Il filone dei cosiddetti "film cristiani" ha finora avuto poca presa nel nostro Paese, ma in America va alla grande: God's not dead è uno degli esempi più forti degli ultimi anni, con 64 milioni di dollari raccolti a fronte di una produzione da appena 2 milioncini. Contando che sì, è un film per famiglie, ma dal target molto preciso e settorializzato, quindi non esattamente un blockbuster. Il segreto del suo successo? Un buon cast e una morale consolatoria piuttosto spicciola in grado di gratificare il suo pubblico elettivo. Purtroppo, per quanto un'opera vada sempre giudicata in modo obiettivo e super partes, questo genere non si presta molto ad una esposizione "estesa" presso i suoi potenziali spettatori, schierandosi automaticamente da una delle due parti della barricata.

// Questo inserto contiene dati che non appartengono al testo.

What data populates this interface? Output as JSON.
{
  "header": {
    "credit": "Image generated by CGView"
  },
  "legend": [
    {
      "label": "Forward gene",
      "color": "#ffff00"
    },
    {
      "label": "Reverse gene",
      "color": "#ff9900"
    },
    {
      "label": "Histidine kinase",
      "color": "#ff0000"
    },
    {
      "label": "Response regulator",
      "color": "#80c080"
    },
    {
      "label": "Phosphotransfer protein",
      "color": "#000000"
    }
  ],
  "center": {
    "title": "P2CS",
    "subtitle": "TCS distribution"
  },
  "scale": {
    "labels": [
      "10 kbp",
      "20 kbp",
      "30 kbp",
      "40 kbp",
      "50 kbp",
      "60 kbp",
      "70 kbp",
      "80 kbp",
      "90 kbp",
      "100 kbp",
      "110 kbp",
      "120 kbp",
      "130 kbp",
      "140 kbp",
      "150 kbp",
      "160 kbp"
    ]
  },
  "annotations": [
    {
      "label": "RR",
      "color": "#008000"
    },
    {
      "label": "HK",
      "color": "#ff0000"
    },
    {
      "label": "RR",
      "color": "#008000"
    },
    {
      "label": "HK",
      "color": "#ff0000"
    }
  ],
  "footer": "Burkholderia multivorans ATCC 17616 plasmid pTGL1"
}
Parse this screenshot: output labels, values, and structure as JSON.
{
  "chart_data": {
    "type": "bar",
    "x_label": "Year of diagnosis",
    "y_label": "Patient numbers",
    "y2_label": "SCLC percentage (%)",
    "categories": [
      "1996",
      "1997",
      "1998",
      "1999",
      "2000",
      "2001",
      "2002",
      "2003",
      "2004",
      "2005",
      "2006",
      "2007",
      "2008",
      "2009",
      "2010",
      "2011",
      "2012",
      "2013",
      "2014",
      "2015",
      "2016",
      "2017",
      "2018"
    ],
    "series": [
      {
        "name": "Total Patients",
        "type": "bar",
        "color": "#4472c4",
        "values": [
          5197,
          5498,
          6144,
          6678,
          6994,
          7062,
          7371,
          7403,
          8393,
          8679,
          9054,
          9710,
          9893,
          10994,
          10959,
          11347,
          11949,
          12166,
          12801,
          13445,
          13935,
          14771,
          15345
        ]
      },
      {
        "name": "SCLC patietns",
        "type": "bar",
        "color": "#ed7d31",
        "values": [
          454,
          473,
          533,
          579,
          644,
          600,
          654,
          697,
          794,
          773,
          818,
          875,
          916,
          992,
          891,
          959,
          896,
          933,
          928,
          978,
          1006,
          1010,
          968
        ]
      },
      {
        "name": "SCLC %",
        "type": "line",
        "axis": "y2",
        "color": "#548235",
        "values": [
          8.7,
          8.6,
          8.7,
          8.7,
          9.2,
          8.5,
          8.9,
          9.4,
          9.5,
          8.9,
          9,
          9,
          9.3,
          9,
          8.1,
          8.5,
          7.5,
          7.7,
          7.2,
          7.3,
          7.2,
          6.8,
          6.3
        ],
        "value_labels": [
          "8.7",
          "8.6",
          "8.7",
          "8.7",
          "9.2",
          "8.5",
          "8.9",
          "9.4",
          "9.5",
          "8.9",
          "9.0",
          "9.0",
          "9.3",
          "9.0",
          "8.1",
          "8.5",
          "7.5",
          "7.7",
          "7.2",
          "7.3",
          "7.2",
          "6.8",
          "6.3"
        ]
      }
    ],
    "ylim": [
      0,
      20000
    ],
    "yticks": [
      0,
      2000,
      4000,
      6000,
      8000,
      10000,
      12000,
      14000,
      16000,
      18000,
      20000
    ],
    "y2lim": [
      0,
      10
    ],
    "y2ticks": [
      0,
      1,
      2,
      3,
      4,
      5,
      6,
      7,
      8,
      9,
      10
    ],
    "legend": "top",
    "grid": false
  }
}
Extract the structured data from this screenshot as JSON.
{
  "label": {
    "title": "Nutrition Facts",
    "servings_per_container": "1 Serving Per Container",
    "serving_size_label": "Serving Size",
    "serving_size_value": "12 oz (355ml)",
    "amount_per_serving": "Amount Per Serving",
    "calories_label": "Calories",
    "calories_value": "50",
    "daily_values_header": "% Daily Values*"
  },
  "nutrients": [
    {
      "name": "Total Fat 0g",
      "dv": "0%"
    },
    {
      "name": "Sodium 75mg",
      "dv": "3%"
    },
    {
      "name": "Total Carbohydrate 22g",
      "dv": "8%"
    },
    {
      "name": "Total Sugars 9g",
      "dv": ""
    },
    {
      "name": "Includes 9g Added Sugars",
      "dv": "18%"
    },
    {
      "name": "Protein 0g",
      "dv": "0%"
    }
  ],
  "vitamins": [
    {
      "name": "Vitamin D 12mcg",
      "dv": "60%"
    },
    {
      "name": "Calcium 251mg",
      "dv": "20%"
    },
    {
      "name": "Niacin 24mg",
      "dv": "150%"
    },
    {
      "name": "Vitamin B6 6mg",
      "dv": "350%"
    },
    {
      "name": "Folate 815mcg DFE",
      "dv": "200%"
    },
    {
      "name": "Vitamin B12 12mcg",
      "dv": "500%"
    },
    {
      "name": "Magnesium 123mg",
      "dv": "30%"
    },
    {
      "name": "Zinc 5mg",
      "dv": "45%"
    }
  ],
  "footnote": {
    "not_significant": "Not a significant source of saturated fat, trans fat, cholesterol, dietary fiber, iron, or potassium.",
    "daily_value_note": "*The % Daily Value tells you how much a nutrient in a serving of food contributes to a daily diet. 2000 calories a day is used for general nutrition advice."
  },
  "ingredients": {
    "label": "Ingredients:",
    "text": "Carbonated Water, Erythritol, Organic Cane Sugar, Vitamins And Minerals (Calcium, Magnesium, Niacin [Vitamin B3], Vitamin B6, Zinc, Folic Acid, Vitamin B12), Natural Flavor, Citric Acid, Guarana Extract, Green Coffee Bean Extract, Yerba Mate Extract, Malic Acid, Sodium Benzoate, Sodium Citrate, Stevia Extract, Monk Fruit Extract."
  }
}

Sappiamo già dove il film vorrà andare a parare prima ancora di entrare in sala: sarebbe chiaramente più interessante una visione "neutra" della questione -da sempre una delle più dibattute- ma dovendoci accontentare di questa voluta parzialità possiamo dunque solo andare avanti e giudicare il film da un punto di vista oggettivamente e puramente cinematografico. E purtroppo, in questo modo, la pellicola diretta da Harold Cronk ne esce con diverse ossa rotte, nonostante non sia del tutto da buttar via. Lo spunto è interessante, ma chiaramente la pretesa di esaurire un argomento millenario nell'arco di due ore è piuttosto risibile, calcolando poi che il vero dibattimento si svolge all'incirca solo per un terzo del film, costellato per il resto dai drammi personali e dai percorsi di fede di protagonisti e (numerosi) co-protagonisti e guest-star. Tecnicamente siamo a livelli televisivi, ma il buon utilizzo di musiche e canzoni e l'affiatato ed efficace cast (che vede protagonisti lo Shane Harper visto in tante produzioni per ragazzi nei panni di Josh e il mitico Kevin "Hercules" Sorbo in quelle del professor Radisson) rende il tutto piuttosto scorrevole, anche se raramente piacevole, inficiato com'è da personaggi tagliati con l'accetta e piuttosto insopportabili (volutamente o meno) per come vengono rappresentati.

God's not dead God's not dead è un film dal discreto ritmo, tempestato dalle belle canzoni di Shane Harper e dei Newsboys -che inoltre, indirettamente, tramite una loro nota canzone, danno il titolo al film, oltre a essere parte integrante della pellicola nella parte finale, ambientata ad un loro concerto- e dalle premesse interessanti. Purtroppo, però, il risultato finale, nonostante il sentito coinvolgimento degli interpreti, è mediocre, per via di una risoluzione dell'argomento di base piuttosto sempliciotta oltre che di parte, di personaggi che si rendono spesso odiosi, arroganti o supponenti (credenti o atei che siano) e di situazioni sinceramente assai pretestuose. Un progetto del genere parte già con dei limiti strutturali, e purtroppo gli eventuali meriti finiscono sommersi da molte perplessità, soprattutto per quanto riguarda il finale "a sorpresa" che ci è parso quasi eccessivo nella sua morale intrinseca. Se è vero, infatti, che spesso i credenti sono messi alla berlina da atei spesso più integralisti e discriminatori di tanti bigotti, questo non giustifica la demonizzazione della figura e delle scelte, al contrario, di atei e agnostici. Rimane, dunque, un'opera controversa e che può piacere solo a una ristretta cerchia di pubblico. In attesa del secondo capitolo, che arriverà negli USA ad aprile.